Germany’s relationship with the Jewish people is complicated. Jews cannot and will not bring themselves to forgive Germany for the Holocaust – reparations notwithstanding. At the same time, Germany has gone a long way toward facing its dark past. And Chancellor Angela Merkel is perhaps one of Germany’s most pro-Israeli leaders ever.

As a result, an uncomfortable dynamic is created: While it is legitimate for Germans, as friends of Israel, to offer constructive criticism of Israeli policies, it is understandably not easy for Israelis to accept such criticism, coming as it does from a people who proved more than any other on the face of the earth the Jews’ need to stop relying on the goodwill of host countries and to embrace instead political self-determination and sovereignty in their historical homeland.

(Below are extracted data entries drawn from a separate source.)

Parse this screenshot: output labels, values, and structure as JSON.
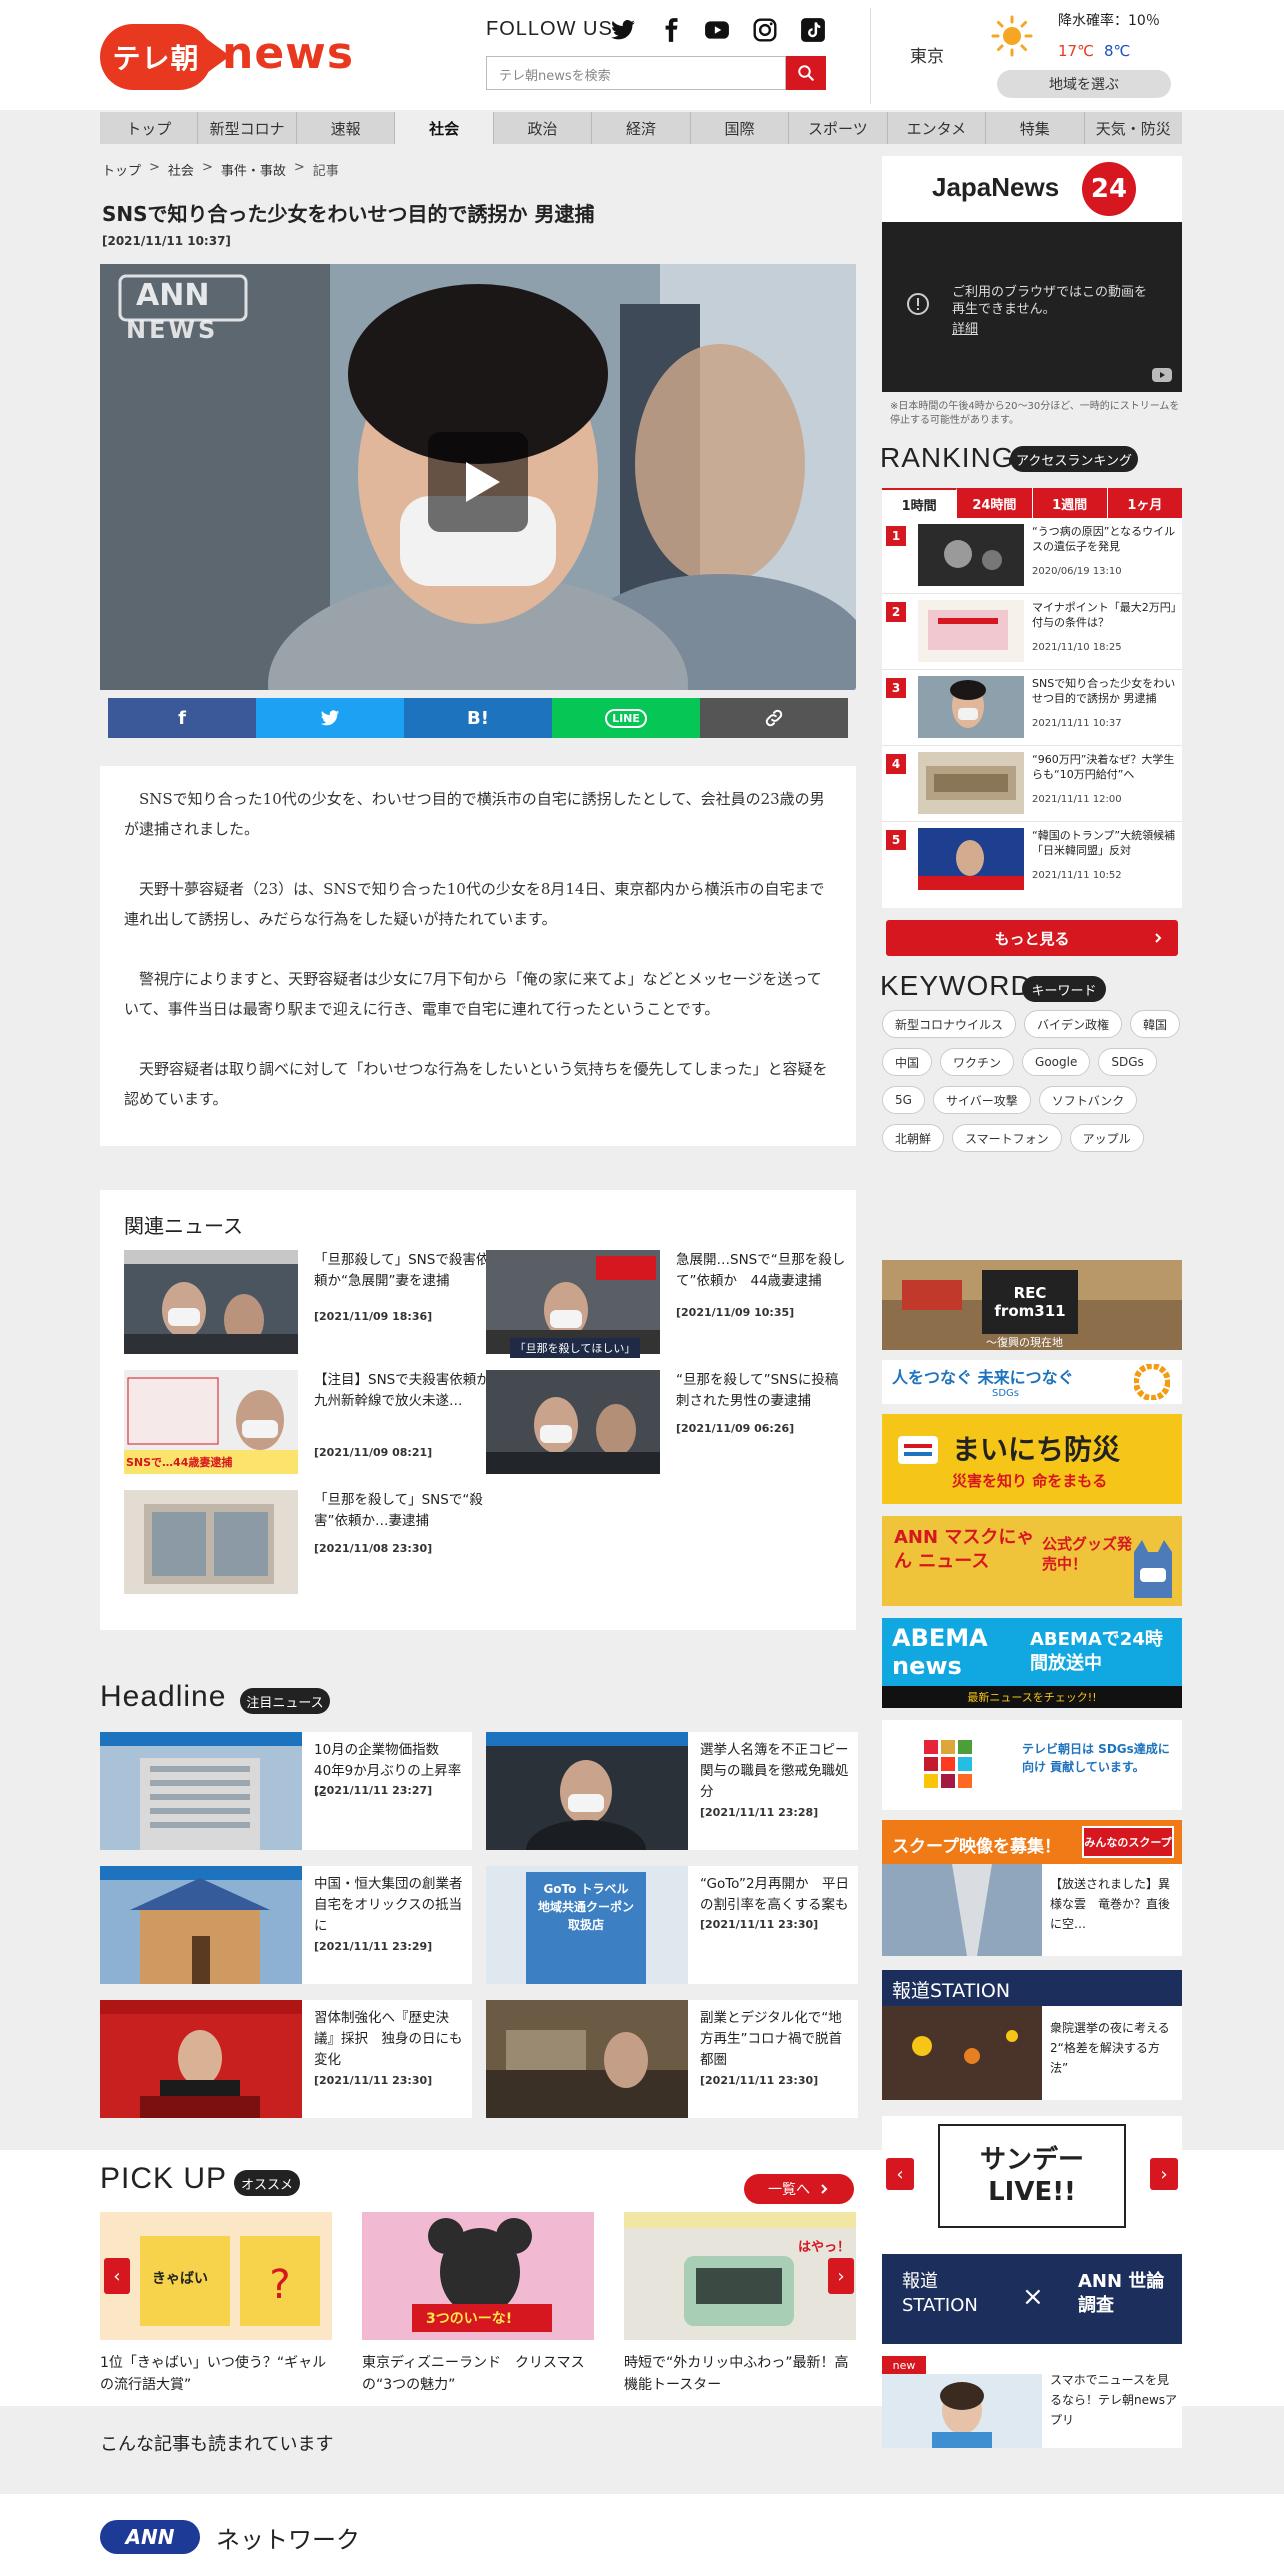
{
  "header": {
    "logo_pill": "テレ朝",
    "logo_news": "news",
    "follow_us": "FOLLOW US",
    "search_placeholder": "テレ朝newsを検索",
    "weather": {
      "city": "東京",
      "rain": "降水確率：10％",
      "high": "17℃",
      "low": "8℃",
      "area_button": "地域を選ぶ"
    }
  },
  "nav": [
    "トップ",
    "新型コロナ",
    "速報",
    "社会",
    "政治",
    "経済",
    "国際",
    "スポーツ",
    "エンタメ",
    "特集",
    "天気・防災"
  ],
  "nav_active": "社会",
  "breadcrumb": [
    "トップ",
    "社会",
    "事件・事故",
    "記事"
  ],
  "article": {
    "title": "SNSで知り合った少女をわいせつ目的で誘拐か 男逮捕",
    "date": "[2021/11/11 10:37]",
    "video_watermark": "ANN",
    "video_watermark_sub": "NEWS",
    "share": [
      "f",
      "t",
      "B!",
      "LINE",
      "link"
    ],
    "paragraphs": [
      "SNSで知り合った10代の少女を、わいせつ目的で横浜市の自宅に誘拐したとして、会社員の23歳の男が逮捕されました。",
      "天野十夢容疑者（23）は、SNSで知り合った10代の少女を8月14日、東京都内から横浜市の自宅まで連れ出して誘拐し、みだらな行為をした疑いが持たれています。",
      "警視庁によりますと、天野容疑者は少女に7月下旬から「俺の家に来てよ」などとメッセージを送っていて、事件当日は最寄り駅まで迎えに行き、電車で自宅に連れて行ったということです。",
      "天野容疑者は取り調べに対して「わいせつな行為をしたいという気持ちを優先してしまった」と容疑を認めています。"
    ]
  },
  "related": {
    "heading": "関連ニュース",
    "items": [
      {
        "title": "「旦那殺して」SNSで殺害依頼か“急展開”妻を逮捕",
        "date": "[2021/11/09 18:36]"
      },
      {
        "title": "急展開…SNSで“旦那を殺して”依頼か　44歳妻逮捕",
        "date": "[2021/11/09 10:35]"
      },
      {
        "title": "【注目】SNSで夫殺害依頼か九州新幹線で放火未遂…",
        "date": "[2021/11/09 08:21]"
      },
      {
        "title": "“旦那を殺して”SNSに投稿 刺された男性の妻逮捕",
        "date": "[2021/11/09 06:26]"
      },
      {
        "title": "「旦那を殺して」SNSで“殺害”依頼か…妻逮捕",
        "date": "[2021/11/08 23:30]"
      }
    ],
    "thumb_caption": "「旦那を殺してほしい」",
    "thumb_badge": "SNSで…44歳妻逮捕"
  },
  "headline": {
    "heading": "Headline",
    "tag": "注目ニュース",
    "items": [
      {
        "title": "10月の企業物価指数　40年9か月ぶりの上昇率に",
        "date": "[2021/11/11 23:27]"
      },
      {
        "title": "選挙人名簿を不正コピー 関与の職員を懲戒免職処分",
        "date": "[2021/11/11 23:28]"
      },
      {
        "title": "中国・恒大集団の創業者自宅をオリックスの抵当に",
        "date": "[2021/11/11 23:29]"
      },
      {
        "title": "“GoTo”2月再開か　平日の割引率を高くする案も",
        "date": "[2021/11/11 23:30]"
      },
      {
        "title": "習体制強化へ『歴史決議』採択　独身の日にも変化",
        "date": "[2021/11/11 23:30]"
      },
      {
        "title": "副業とデジタル化で“地方再生”コロナ禍で脱首都圏",
        "date": "[2021/11/11 23:30]"
      }
    ],
    "thumb_text_goto": "GoTo トラベル 地域共通クーポン取扱店"
  },
  "pickup": {
    "heading": "PICK UP",
    "tag": "オススメ",
    "more": "一覧へ",
    "items": [
      {
        "title": "1位「きゃばい」いつ使う？“ギャルの流行語大賞”",
        "thumb_text": "きゃばい"
      },
      {
        "title": "東京ディズニーランド　クリスマスの“3つの魅力”",
        "thumb_text": "3つのいーな!"
      },
      {
        "title": "時短で“外カリッ中ふわっ”最新！高機能トースター",
        "thumb_text": "はやっ！"
      }
    ]
  },
  "also_read": "こんな記事も読まれています",
  "ann_network": {
    "logo": "ANN",
    "label": "ネットワーク"
  },
  "sidebar": {
    "japanews_text": "JapaNews",
    "japanews_num": "24",
    "video_error": "ご利用のブラウザではこの動画を再生できません。",
    "video_error_link": "詳細",
    "stream_note": "※日本時間の午後4時から20～30分ほど、一時的にストリームを停止する可能性があります。",
    "ranking_heading": "RANKING",
    "ranking_tag": "アクセスランキング",
    "ranking_tabs": [
      "1時間",
      "24時間",
      "1週間",
      "1ヶ月"
    ],
    "ranking": [
      {
        "num": "1",
        "title": "“うつ病の原因”となるウイルスの遺伝子を発見",
        "date": "2020/06/19 13:10"
      },
      {
        "num": "2",
        "title": "マイナポイント「最大2万円」　付与の条件は？",
        "date": "2021/11/10 18:25"
      },
      {
        "num": "3",
        "title": "SNSで知り合った少女をわいせつ目的で誘拐か 男逮捕",
        "date": "2021/11/11 10:37"
      },
      {
        "num": "4",
        "title": "“960万円”決着なぜ？大学生らも“10万円給付”へ",
        "date": "2021/11/11 12:00"
      },
      {
        "num": "5",
        "title": "“韓国のトランプ”大統領候補 「日米韓同盟」反対",
        "date": "2021/11/11 10:52"
      }
    ],
    "ranking_more": "もっと見る",
    "keyword_heading": "KEYWORD",
    "keyword_tag": "キーワード",
    "keywords": [
      "新型コロナウイルス",
      "バイデン政権",
      "韓国",
      "中国",
      "ワクチン",
      "Google",
      "SDGs",
      "5G",
      "サイバー攻撃",
      "ソフトバンク",
      "北朝鮮",
      "スマートフォン",
      "アップル"
    ],
    "banners": {
      "rec311": "REC from311",
      "rec311_sub": "～復興の現在地",
      "sdgs": "人をつなぐ 未来につなぐ",
      "sdgs_sub": "SDGs",
      "bousai": "まいにち防災",
      "bousai_sub": "災害を知り 命をまもる",
      "mask": "ANN マスクにゃん ニュース",
      "mask_badge": "公式グッズ発売中！",
      "abema_logo": "ABEMA news",
      "abema_text": "ABEMAで24時間放送中",
      "abema_sub": "最新ニュースをチェック!!",
      "sdgs2_text": "テレビ朝日は SDGs達成に向け 貢献しています。",
      "scoop_head": "スクープ映像を募集！",
      "scoop_badge": "みんなのスクープ",
      "scoop_text": "【放送されました】異様な雲　竜巻か？直後に空…",
      "houdou_head": "報道STATION",
      "houdou_text": "衆院選挙の夜に考える2“格差を解決する方法”",
      "sunday_live": "サンデーLIVE!!",
      "houdou2": "報道 STATION",
      "ann_poll": "ANN 世論調査",
      "app_text": "スマホでニュースを見るなら！テレ朝newsアプリ",
      "app_badge": "new"
    }
  },
  "colors": {
    "brand_red": "#d7171f",
    "logo_red": "#e8381f",
    "fb": "#3b5998",
    "tw": "#1da1f2",
    "hatena": "#1e73be",
    "line": "#06c755",
    "link": "#555555"
  }
}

But when he penned the poem, “What Must Be Said,” Günter Grass, Germany’s most famous living writer who is considered a moral compass in his homeland, callously displayed a disappointing moral bankruptcy.

Grass’s poem and the attempts by himself and other of his countrymen to defend it raise the question whether Germans – at least those supporting Grass – have learned anything from history.

In “What Must Be Said,” Grass claims that it is Israel, not the fanatic Shi’ite mullahs of Iran, that “endangers an already fragile world peace.” Grass must know that Israel – even if it were to launch a military strike against Iran to stop it from developing a nuclear bomb – would use conventional weapons.

Nevertheless, he concocts a far-fetched and completely unsubstantiated scenario, according to which Israel will resort to nuclear capabilities reportedly at its disposal for “war games, at the end of which those of us who survive will at best be footnotes.”

This is the same Israel, which, if foreign news reports are to be believed, responsibly refrained from using its nuclear capabilities, even during periods of existential threat such as the 1973 Yom Kippur War, when defense minister Moshe Dayan warned of the “destruction of the third Temple” and Israel’s political leadership, including prime minister Golda Meir, were genuinely concerned that the combined armies of the Arab states would succeed in destroying Israel.

Why would Grass make up a story that Israel is planning to use nuclear weapons against the Iranian people? Grass claims in his poem that he remained silent until now because he knew he would be labeled an anti-Semite.

But what else can be said about a man who ignores Iran’s deadly combination of Holocaust denial and sponsorship of terrorism against Israel and instead singles out for censure Israel, a country seeking since its establishment to live in peace with its neighbors, though stubbornly refusing to be “wiped off the map”? Why is Grass so intent on forcing Israel to relinquish its reported nuclear capability? Does he really think that he, an 84-year-old German who was a member of the Waffen SS as a teenager, should be the one recommending that Israel compromise its deterrence capability and, in the process, expose itself to existential threats?

Jews have ample unpleasant experiences of what it is to be powerless in the face of our enemies and to be let down by others who have the ability to defend us but choose not to.

The establishment of a robust Israel with the necessary means to defend itself against its enemies is the Jewish people’s answer to that humiliating state of affairs.

As noted by Benjamin Weinthal, The Jerusalem Post’s correspondent in Germany, the controversy surrounding Grass’s poem has brought to the fore a modern manifestation of anti-Semitism, which is actually a form of mental pathology. Germans such as Grass are filled with Holocaust-era guilt. To alleviate their dissonance, some Germans project their feelings of guilt onto Israel.

But regardless of the psychological mechanics behind his despicable poem, Grass, at the end of his life, has now been “exposed.” We hope he regains his moral bearings and issues a complete retraction. Anything less will cast a shadow on Grass’s reputation as a moral voice for Germans who came of age in the generation after the Shoah.